Iron Mountain ski jump

Iron Mountain ski jump

Monday, October 26, 2020

HOPE [M, 10-26-20]

CHRIST IN WINTER: Reflections on Faith & Life for the Years of Winter

HOPE  [M, 10-26-20]



One day—I think we were preparing for company—Helen said to me, “Thank you for all the stuff you have done today…and thank you for all the stuff you’re going to do that you don’t even know about yet.”

That’s hope. Not wishing. She knew I would do what needed to be done, if she directed me.

I would not do what needed to be done because I was aware it needed to be done. I am afflicted with the male disease of ED-Electile Dysfunction, electing not to see what needs to be done around the house. Even in the absence of my awareness, however, she knew that I would do what she asked. “Not my will but Helen’s be done.” She had that hope because she lived in a story where that was the reality. She knew the narrative, and she knew the characters. It wasn’t wishful thinking; it was hopeful thinking.

So, what’s the difference between faith and hope? They have a lot in common, and distinctions are mostly about definitions. I define faith as awareness or knowledge that God is with us. In the last words of John Wesley, “The best of all is, God is with us.”

Faith is about the present. Hope is about the future. It’s going to turn out okay, because we know the story and we know the characters. Hope doesn’t mean it will turn out the way we want, but that it will turn out okay.

By “future,” I don’t mean “life beyond life.” Even as I come very close to the end of this life, it never occurs to me to think about the next. It seems more reasonable to me that there will be something more after I have “shunted off this mortal coil,” [1] but it is irrelevant. If you live your life now in the hope that you will “go to heaven” when you die, you have no hope.

There is a difference between awareness and recognition. I don’t think I’ve ever been aware of the presence of God, a “heart strangely warmed” episode. But I have always recognized the presence of God, known that God was the teller of the story.

I have a bit of the “holy envy” that Krister Stendahl and Barbara Brown Taylor talk about when it comes to God-awareness experiences. I think that would be neat, to “feel” God. But I’m sure it is not necessary in order to have hope.

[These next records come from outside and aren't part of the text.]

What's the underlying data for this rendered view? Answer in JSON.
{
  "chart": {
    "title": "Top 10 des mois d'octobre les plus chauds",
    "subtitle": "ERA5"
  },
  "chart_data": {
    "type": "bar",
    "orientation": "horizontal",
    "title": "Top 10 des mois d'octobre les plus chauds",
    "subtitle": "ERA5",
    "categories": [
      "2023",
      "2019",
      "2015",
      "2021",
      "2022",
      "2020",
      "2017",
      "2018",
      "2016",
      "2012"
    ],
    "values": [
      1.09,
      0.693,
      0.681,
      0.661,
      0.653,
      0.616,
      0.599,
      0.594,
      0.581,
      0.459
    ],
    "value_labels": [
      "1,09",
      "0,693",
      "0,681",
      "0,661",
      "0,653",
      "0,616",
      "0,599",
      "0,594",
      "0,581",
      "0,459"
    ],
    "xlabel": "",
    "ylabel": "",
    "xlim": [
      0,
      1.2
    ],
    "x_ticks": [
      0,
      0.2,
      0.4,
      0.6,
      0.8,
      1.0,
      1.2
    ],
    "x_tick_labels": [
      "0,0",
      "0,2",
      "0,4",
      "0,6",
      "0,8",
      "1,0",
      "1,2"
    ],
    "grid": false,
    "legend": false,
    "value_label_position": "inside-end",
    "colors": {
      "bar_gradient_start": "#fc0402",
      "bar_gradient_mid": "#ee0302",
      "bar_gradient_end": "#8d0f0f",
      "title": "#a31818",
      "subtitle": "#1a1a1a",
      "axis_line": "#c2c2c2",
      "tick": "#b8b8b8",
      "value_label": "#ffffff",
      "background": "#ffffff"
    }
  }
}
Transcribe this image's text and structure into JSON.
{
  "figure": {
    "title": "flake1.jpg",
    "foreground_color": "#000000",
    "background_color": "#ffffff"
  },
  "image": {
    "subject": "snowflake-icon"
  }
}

Well, I am ruminating on this matter of “hope” because it is the topic for the next Zoom meeting of The Royal & Philosophical Society of Guys In Exile,” and each of us is to bring some thought, by self or others, relating to hope.

John Robert McFarland

1] I am always bemused and distressed by the lack of provenance awareness in internet search engines. I looked up “mortal coil” to be sure it was from Hamlet, since I get Shakespeare plays confused with one another, and according to Google, “mortal coil” was either a British rock band or a 2017 novel by Emily Suvada.